The article was first published by 若绾
Abstract#
In machine learning, data is crucial. Therefore, for any machine learning project, the management and processing of data are essential. Data management involves many aspects, including data collection, cleaning, storage, and processing. In this article, we will discuss how to use NumPy to save datasets for centralized management.
Saving Datasets with NumPy#
NumPy is a Python library for scientific computing. It provides a powerful multidimensional array object and a set of functions for manipulating these arrays. NumPy arrays can store different types of data, including numbers, strings, and boolean values. Therefore, they are an ideal choice for storing datasets.
Saving a Single Array#
If your dataset consists of a single array, we can use the save
function of NumPy.
numpy.save#
Function parameters:
file: file, str, or pathlib.Path
The file or filename where the data is saved. If file is a file object, the filename will not be changed. If file is a string or Path, a
.npy
extension will be appended to the filename if it does not already have one.arr: array_like
The array data to be saved.
allow_pickle: bool, optional
Allow saving object arrays using Python pickles. Reasons for disallowing pickles include security (loading pickled data can execute arbitrary code) and portability (pickled objects may not be loadable on different Python installations, for example, if the stored objects require library versions that are unavailable, and not all pickled data is compatible between Python 2 and Python 3). Default: True
fix_imports: bool, optional
Only useful on Python 3. If fix_imports is True, pickle will try to map the new Python 3 names to the old module names used in Python 2, so that the pickle data stream is readable with Python 2.
For example, suppose we have a NumPy array named data
, we can save it to a file named data.npy
using the following code:
import numpy as np
data = np.array([[1, 2, 3], [4, 5, 6], [7, 8, 9]])
np.save('data.npy', data)
Loading Arrays from Files#
To load a dataset, we can use the load
function of NumPy. For example, the following code loads the array saved in the file named data.npy
:
import numpy as np
data = np.load('data.npy')
print(data)
The output will be:
[[1 2 3]
[4 5 6]
[7 8 9]]
Saving Multiple Arrays Simultaneously#
If your dataset consists of multiple arrays, such as train_set, train_label, test_set, test_label, you can use the savez
or savez_compressed
function of NumPy to save the dataset. numpy.savez
saves multiple arrays as an uncompressed .npz
file, while numpy.savez_compressed
saves the arrays as a compressed .npz
file, which can save storage space.
numpy.savez#
Function parameters:
file: str or file
The filename (string) or a file (file-like object) where the data will be saved. If file is a string or a Path, a
.npz
extension will be appended to the filename if it does not already have one.args: Arguments, optional
Arrays to be saved to the file. Please use keyword arguments (see below) to specify the names of the arrays.

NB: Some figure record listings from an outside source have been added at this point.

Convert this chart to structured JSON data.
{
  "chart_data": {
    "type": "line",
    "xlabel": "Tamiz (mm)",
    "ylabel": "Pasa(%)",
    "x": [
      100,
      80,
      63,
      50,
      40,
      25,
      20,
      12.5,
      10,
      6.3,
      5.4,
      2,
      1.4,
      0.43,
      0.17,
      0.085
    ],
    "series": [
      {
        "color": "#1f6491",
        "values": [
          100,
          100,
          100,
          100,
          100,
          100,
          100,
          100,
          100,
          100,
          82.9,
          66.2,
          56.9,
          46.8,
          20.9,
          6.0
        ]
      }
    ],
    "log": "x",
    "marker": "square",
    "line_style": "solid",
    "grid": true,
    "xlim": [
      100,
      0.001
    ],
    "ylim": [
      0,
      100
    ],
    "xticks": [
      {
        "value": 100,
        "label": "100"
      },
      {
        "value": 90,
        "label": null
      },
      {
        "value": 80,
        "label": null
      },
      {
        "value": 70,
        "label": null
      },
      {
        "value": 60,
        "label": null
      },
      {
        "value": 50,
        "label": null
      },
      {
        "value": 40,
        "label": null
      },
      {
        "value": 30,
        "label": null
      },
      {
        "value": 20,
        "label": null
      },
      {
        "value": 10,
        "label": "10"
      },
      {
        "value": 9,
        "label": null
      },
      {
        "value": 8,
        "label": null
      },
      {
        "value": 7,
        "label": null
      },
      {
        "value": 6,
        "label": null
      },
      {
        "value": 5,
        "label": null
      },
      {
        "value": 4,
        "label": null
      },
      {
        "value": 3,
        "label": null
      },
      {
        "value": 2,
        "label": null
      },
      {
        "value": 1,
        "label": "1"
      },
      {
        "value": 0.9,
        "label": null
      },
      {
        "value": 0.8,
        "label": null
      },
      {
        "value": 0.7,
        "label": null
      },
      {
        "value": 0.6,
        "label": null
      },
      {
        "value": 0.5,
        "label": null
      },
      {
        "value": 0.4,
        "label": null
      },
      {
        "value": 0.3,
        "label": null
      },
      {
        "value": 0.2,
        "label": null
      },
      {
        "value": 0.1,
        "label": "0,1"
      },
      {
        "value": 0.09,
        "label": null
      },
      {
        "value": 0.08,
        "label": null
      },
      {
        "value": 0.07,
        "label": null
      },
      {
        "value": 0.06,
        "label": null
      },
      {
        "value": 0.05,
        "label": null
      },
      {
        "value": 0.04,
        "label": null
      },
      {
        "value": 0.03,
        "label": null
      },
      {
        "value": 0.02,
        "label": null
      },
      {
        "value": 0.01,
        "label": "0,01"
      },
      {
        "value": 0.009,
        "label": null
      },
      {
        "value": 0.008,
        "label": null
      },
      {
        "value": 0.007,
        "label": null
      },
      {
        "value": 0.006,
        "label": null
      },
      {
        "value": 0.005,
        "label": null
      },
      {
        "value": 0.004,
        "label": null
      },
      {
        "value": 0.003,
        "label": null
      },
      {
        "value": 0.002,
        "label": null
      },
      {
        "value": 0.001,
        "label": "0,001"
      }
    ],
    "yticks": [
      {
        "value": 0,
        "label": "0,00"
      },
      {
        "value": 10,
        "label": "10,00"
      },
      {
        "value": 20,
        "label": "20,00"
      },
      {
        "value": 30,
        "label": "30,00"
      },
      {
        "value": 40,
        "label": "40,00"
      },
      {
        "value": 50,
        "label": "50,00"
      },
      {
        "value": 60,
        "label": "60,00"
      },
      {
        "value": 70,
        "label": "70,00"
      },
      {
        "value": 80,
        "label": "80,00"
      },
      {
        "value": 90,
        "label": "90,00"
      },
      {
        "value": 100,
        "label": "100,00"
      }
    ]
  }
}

The arrays specified as args will be named "arr_0", "arr_1", and so on.
kwds: Keyword arguments, optional
Arrays to be saved to the file. Each array will be saved under the name of its corresponding keyword.
With kwds, the arrays will be saved under the names of the keywords. In this example, we create two NumPy arrays array1
and array2
, and then use numpy.savez
to save them to a file named arrays.npz
. **Note that we need to specify a keyword argument for each array, which will be the name of the array in the file.
import numpy as np
array1 = np.array([1, 2, 3])
array2 = np.array([4, 5, 6])
# Save arrays to file
np.savez('arrays.npz', arr1=array1, arr2=array2)
numpy.savez_compressed#
Function parameters:
file: str or file
The filename (string) or a file (file-like object) where the data will be saved. If file is a string or a Path, a
.npz
extension will be appended to the filename if it does not already have one.args: Arguments, optional
Arrays to be saved to the file. Please use keyword arguments (see below) to specify the names of the arrays. The arrays specified as args will be named "arr_0", "arr_1", and so on.
kwds: Keyword arguments, optional
Arrays to be saved to the file. Each array will be saved under the name of its corresponding keyword.
This example is similar to the previous one, but uses numpy.savez_compressed
to save the arrays as a compressed .npz
file.
import numpy as np
array1 = np.array([1, 2, 3])
array2 = np.array([4, 5, 6])
# Save arrays to compressed file
np.savez_compressed('compressed_arrays.npz', arr1=array1, arr2=array2)
Loading Arrays from Files#
To load arrays from an .npz
file, you can use the numpy.load
function:
import numpy as np
# Load saved arrays
loaded_arrays = np.load('arrays.npz')
# Access arrays by the names specified in the file
loaded_array1 = loaded_arrays['arr1']
loaded_array2 = loaded_arrays['arr2']
In this example, we use numpy.load
to load the file named arrays.npz
, and access the arrays within it by the names specified earlier. The same method applies to loading compressed .npz
files.
Conclusion#
In this article, we discussed how to use NumPy to save datasets for centralized management. This is an important aspect of data management that should be given due attention in any machine learning project.